The Paris-based agency predicted demand will rise to 89.1 million barrels a day, up from 87.7 million in 2010.
The IEA based the change on recharged global economic growth and a cold winter in the Northern Hemisphere that is leading to more consumption of heating oil.
Last month, the IEA forecast 2011 oil demand would hit 88.8 million barrels a day.
The Organization of Petroleum Exporting Countries, in its monthly report also released Tuesday, raised slightly its demand forecast.
OPEC predicted demand for its crude is expected to average 29.4 million barrels a day in 2011, an increase of 0.4 million over 2010 and an increase of 0.2 million over the previous assessment, the Vienna-based group said.

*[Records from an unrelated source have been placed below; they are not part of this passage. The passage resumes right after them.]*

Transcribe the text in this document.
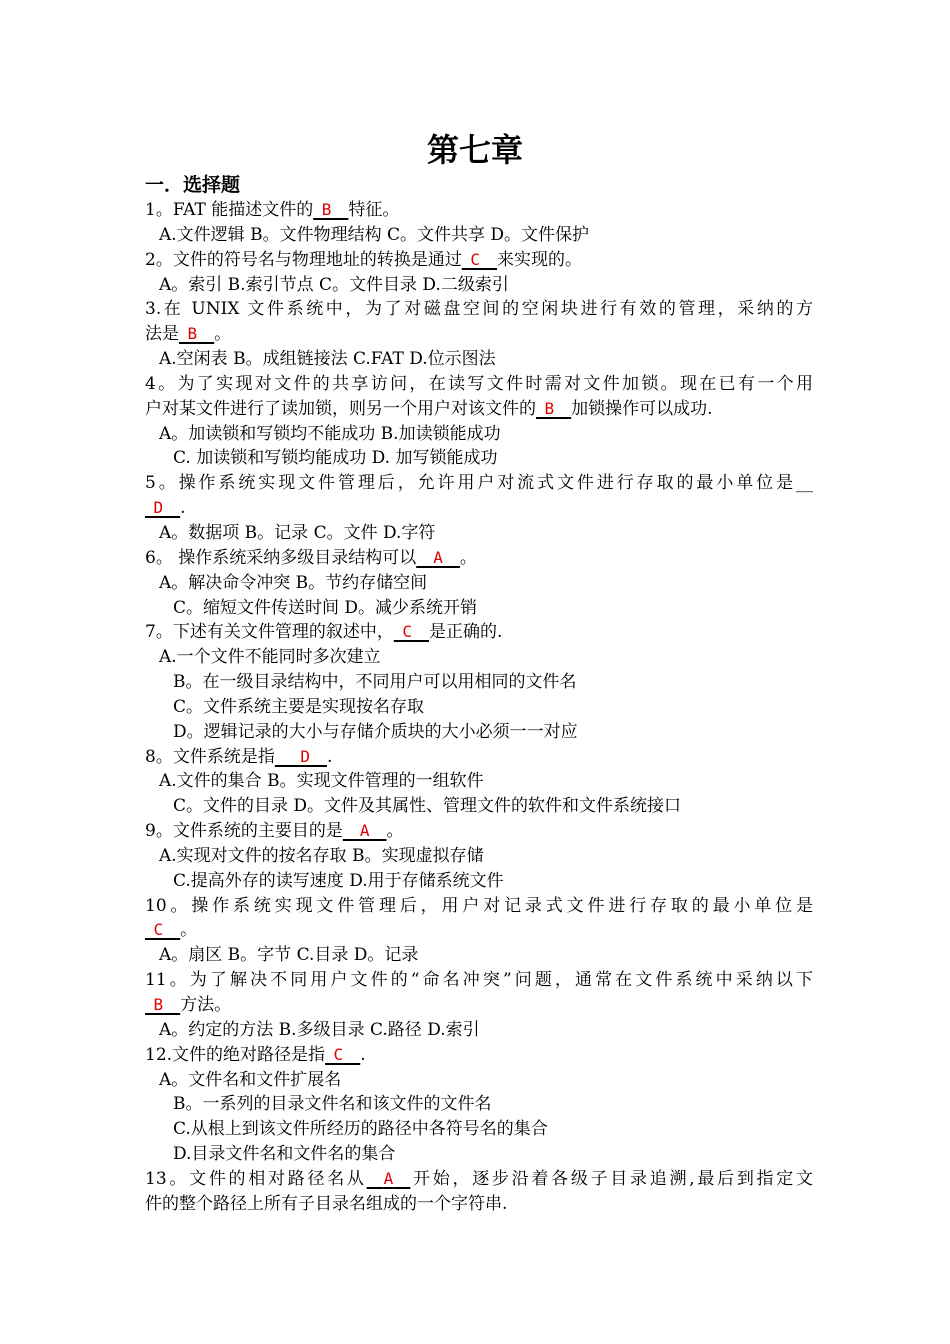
第七章
一．选择题
1。FAT 能描述文件的_B__特征。
A.文件逻辑 B。文件物理结构 C。文件共享 D。文件保护
2。文件的符号名与物理地址的转换是通过_C__来实现的。
A。索引 B.索引节点 C。文件目录 D.二级索引
3.在 UNIX 文件系统中，为了对磁盘空间的空闲块进行有效的管理，采纳的方
法是_B__。
A.空闲表 B。成组链接法 C.FAT D.位示图法
4。为了实现对文件的共享访问，在读写文件时需对文件加锁。现在已有一个用
户对某文件进行了读加锁，则另一个用户对该文件的_B__加锁操作可以成功.
A。加读锁和写锁均不能成功 B.加读锁能成功
C. 加读锁和写锁均能成功 D. 加写锁能成功
5。操作系统实现文件管理后，允许用户对流式文件进行存取的最小单位是__
_D__.
A。数据项 B。记录 C。文件 D.字符
6。 操作系统采纳多级目录结构可以__A__。
A。解决命令冲突 B。节约存储空间
C。缩短文件传送时间 D。减少系统开销
7。下述有关文件管理的叙述中，_C__是正确的.
A.一个文件不能同时多次建立
B。在一级目录结构中，不同用户可以用相同的文件名
C。文件系统主要是实现按名存取
D。逻辑记录的大小与存储介质块的大小必须一一对应
8。文件系统是指___D__.
A.文件的集合 B。实现文件管理的一组软件
C。文件的目录 D。文件及其属性、管理文件的软件和文件系统接口
9。文件系统的主要目的是__A__。
A.实现对文件的按名存取 B。实现虚拟存储
C.提高外存的读写速度 D.用于存储系统文件
10。操作系统实现文件管理后，用户对记录式文件进行存取的最小单位是
_C__。
A。扇区 B。字节 C.目录 D。记录
11。为了解决不同用户文件的“命名冲突”问题，通常在文件系统中采纳以下
_B__方法。
A。约定的方法 B.多级目录 C.路径 D.索引
12.文件的绝对路径是指_C__.
A。文件名和文件扩展名
B。一系列的目录文件名和该文件的文件名
C.从根上到该文件所经历的路径中各符号名的集合
D.目录文件名和文件名的集合
13。文件的相对路径名从__A__开始，逐步沿着各级子目录追溯,最后到指定文
件的整个路径上所有子目录名组成的一个字符串.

Oil traders shrugged off both reports, with the February contract closing down 16 cents to $91.38 US a barrel on the New York Mercantile Exchange.
Some analysts have predicted that speculation could drive oil prices beyond $100 US a barrel. It seemed that the current rally would fall short of that.
"The market clearly lacks the drive to run at the $100 mark at the moment," said analysts at Commerzbank in Frankfurt.
"Given the substantial overhang of speculative long positions, we could see profit-taking, which could result in a further decline in the price of crude oil."